Earlier this week, singer songwriter Melissa Viviane Jefferson, best known as Lizzo, received a barrage of criticism from her fan base for documenting a 10-day smoothie cleanse on her social media posts. Lizzo further added in a follow up post that she was “proud of her results,” and that the smoothie cleanse itself improved her sleeping and overall her mental health. Of course, this did not sit well with majority of her fan base. Lizzo’s “fans” lashed out against the singer via social media to express their frustration and disappointment in her.

How does telling those who are heavily overweight that they’re “perfect the way they are,” contribute to their “self-worth?” What am I missing here? Truth of the matter is that an unhealthy body is not “beautiful,” it’s irresponsible.

Have you heard of the term “fatphobia?” Yes, it’s a real term. Fatphobia is the fear and/or hatred of fat bodies. In today’s “progressive” society, if you make a negative remark about someone who’s dangerously overweight you will be labeled “fatphobic.” 

Look, I have tremendous empathy for anyone who is overweight. I personally know first-hand what it’s like. Being overweight is physically, emotionally and mentally exhausting. I have struggled with being overweight and have been harshly ridiculed for it. I have since changed my bad eating habits, lost weight, and have learned to truly love myself by taking better care of myself. 

Last year, Tess Holliday appeared in the cover of Cosmopolitan magazine. The headline read: A Supermodel Roars: Tess Holliday wants the haters to kiss her ass. Holliday is dangerously overweight, weighting over 300lbs. I was shocked at the level of admiration that was being thrown her way. What message does this send to young girls?

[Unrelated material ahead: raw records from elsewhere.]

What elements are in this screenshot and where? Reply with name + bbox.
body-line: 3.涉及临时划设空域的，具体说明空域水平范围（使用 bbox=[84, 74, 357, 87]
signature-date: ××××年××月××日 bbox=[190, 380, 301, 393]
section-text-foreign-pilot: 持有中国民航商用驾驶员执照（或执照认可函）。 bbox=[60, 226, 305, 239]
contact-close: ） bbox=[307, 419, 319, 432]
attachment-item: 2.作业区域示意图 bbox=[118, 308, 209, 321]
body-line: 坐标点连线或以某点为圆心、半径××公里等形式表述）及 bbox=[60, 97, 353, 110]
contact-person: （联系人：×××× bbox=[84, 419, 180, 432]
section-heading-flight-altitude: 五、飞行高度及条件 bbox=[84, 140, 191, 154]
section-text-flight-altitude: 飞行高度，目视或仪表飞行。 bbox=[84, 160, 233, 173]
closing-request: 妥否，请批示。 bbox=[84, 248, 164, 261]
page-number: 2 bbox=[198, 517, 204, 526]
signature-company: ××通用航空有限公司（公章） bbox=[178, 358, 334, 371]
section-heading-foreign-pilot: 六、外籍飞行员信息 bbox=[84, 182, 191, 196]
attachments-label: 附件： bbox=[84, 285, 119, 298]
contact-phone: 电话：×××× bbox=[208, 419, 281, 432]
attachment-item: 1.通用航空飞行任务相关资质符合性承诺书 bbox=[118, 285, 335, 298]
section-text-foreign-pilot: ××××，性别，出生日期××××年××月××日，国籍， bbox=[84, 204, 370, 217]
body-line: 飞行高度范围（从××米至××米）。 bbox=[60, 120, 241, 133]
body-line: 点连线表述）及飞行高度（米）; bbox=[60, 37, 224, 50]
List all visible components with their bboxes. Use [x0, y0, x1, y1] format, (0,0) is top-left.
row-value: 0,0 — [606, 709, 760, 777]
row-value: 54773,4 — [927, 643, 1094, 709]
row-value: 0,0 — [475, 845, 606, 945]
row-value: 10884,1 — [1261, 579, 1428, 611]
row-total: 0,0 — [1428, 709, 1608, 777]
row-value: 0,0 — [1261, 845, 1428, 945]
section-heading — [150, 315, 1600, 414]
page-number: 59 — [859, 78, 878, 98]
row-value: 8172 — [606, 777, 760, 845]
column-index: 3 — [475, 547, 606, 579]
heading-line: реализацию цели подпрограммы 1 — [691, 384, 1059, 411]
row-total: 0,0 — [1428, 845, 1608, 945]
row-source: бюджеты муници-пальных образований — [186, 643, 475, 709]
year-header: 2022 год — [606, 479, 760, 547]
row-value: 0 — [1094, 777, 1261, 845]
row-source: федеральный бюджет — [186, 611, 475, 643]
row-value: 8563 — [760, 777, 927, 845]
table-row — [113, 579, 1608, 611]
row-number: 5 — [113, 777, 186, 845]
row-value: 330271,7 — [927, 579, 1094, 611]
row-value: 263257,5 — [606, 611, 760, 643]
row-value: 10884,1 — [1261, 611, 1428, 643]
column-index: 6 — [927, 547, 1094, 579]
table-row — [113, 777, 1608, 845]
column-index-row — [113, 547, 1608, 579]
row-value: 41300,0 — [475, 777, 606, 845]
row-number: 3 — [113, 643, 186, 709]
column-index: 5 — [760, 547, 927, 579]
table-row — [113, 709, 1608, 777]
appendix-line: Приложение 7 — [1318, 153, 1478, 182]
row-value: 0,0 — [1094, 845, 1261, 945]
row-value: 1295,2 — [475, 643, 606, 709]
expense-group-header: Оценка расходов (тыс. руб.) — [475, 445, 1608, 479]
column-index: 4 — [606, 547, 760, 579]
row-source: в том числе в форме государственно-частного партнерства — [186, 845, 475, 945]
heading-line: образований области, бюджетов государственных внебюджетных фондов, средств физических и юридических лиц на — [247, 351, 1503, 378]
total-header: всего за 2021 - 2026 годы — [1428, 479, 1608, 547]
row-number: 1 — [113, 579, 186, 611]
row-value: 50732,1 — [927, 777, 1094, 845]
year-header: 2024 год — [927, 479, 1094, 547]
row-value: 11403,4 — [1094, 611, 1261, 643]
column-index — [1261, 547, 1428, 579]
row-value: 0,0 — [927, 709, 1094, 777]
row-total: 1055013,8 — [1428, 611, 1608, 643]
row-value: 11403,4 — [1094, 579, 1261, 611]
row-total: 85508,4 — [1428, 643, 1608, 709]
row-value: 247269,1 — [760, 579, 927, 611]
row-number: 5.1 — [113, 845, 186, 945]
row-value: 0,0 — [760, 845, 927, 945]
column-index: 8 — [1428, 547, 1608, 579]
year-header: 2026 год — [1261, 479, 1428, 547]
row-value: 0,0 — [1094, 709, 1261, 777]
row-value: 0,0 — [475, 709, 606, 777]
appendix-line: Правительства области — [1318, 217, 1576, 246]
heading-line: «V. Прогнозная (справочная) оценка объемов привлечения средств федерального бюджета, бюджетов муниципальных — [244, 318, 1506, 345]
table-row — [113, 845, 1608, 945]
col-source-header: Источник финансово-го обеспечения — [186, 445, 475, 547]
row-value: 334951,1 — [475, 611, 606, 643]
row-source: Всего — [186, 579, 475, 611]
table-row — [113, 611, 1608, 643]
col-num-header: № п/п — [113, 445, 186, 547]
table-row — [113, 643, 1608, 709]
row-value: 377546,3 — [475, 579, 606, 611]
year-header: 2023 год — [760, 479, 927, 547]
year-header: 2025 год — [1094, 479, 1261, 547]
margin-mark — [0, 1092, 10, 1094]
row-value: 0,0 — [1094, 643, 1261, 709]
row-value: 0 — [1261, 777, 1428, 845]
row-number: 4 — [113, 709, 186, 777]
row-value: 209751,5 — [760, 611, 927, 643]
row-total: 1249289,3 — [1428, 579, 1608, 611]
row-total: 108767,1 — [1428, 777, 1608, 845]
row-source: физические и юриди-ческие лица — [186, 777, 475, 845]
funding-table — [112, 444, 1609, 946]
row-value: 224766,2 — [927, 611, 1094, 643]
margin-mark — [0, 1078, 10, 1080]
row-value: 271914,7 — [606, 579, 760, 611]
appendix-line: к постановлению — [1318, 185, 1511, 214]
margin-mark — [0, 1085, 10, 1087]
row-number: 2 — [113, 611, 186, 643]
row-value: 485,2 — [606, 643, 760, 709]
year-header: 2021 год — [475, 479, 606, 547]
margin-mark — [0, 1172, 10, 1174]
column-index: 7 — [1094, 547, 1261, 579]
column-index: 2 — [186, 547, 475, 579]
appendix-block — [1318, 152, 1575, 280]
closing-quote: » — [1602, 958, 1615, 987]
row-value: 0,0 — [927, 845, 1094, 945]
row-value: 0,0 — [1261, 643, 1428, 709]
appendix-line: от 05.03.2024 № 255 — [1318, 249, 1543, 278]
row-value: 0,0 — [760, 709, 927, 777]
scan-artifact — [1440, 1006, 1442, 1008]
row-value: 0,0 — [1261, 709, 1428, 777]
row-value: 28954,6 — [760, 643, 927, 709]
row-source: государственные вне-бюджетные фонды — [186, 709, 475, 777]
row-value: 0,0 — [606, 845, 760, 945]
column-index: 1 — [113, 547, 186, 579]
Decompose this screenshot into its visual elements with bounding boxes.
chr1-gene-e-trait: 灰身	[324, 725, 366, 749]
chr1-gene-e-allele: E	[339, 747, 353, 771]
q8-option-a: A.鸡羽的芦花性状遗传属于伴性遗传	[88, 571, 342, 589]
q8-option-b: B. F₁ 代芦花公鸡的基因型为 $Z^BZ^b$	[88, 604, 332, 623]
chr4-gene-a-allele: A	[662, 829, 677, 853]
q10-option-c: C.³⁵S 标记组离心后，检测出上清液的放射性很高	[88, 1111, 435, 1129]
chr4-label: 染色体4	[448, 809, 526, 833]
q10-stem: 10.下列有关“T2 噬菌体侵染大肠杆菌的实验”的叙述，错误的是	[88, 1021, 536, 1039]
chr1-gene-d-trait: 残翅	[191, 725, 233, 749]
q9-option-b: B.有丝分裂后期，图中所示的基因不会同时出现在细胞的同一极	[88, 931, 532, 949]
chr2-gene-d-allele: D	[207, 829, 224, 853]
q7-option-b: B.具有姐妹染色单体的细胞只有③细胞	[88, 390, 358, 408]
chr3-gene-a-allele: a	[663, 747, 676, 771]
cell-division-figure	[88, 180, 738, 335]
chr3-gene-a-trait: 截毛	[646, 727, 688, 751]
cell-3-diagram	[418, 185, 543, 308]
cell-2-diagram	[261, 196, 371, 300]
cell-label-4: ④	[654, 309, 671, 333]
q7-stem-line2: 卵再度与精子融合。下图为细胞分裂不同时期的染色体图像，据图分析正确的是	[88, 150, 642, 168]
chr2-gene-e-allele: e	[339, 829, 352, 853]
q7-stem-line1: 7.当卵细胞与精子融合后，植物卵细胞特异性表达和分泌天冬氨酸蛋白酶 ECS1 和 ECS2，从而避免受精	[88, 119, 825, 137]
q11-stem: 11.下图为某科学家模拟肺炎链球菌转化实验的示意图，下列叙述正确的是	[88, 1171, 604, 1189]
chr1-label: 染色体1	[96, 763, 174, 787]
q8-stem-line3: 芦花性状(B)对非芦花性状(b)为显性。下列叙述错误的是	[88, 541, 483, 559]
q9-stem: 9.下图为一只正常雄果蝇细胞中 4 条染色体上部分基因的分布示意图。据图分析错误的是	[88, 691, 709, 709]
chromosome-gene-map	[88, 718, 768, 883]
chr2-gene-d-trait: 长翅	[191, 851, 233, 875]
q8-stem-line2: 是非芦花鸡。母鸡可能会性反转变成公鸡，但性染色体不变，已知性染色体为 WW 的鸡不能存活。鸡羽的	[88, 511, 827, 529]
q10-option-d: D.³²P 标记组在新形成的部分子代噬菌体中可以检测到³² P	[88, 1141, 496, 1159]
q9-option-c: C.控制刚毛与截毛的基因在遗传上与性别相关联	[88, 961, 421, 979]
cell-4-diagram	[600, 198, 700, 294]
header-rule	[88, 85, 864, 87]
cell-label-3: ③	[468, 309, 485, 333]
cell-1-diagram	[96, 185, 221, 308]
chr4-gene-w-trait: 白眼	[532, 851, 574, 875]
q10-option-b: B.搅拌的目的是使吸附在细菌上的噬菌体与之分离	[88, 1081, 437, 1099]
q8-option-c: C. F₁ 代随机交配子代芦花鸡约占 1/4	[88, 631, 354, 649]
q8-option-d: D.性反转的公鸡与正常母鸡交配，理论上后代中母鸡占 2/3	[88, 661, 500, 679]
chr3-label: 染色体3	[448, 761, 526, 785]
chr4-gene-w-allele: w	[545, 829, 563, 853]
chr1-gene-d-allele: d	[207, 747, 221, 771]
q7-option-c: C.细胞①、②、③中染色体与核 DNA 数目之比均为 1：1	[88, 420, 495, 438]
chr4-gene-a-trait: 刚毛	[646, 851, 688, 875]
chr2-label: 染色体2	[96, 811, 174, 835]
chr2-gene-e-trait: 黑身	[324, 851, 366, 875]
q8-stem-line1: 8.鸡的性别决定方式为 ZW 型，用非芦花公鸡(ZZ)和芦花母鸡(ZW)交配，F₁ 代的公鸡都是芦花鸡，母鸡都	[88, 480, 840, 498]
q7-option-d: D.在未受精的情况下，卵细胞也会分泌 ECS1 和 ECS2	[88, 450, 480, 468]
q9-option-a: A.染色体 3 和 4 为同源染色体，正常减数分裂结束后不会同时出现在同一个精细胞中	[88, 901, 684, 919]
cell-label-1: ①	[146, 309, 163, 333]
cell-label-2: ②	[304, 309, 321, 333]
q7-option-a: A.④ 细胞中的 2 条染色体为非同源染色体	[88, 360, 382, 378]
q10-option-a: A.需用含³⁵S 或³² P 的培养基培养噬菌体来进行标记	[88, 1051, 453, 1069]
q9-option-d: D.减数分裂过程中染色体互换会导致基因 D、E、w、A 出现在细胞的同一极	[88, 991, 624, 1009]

Just like we don’t glorify anorexic models, we shouldn’t be glorifying obese models. 

Actively endangering your life by living an unhealthy lifestyle isn’t “self-love.” Acknowledging that obesity leads to other health issues isn’t “hateful.” People who are often overweight or obese suffer from a number of underlying health issues such as high blood pressure, type 2 diabetes, and much more.

Being overweight is not healthy and it shouldn’t be glorified period. Just like we don’t glorify alcoholism or drug addiction we shouldn’t be glorifying obesity. Glorifying obesity is not a step forward for “body positivity.”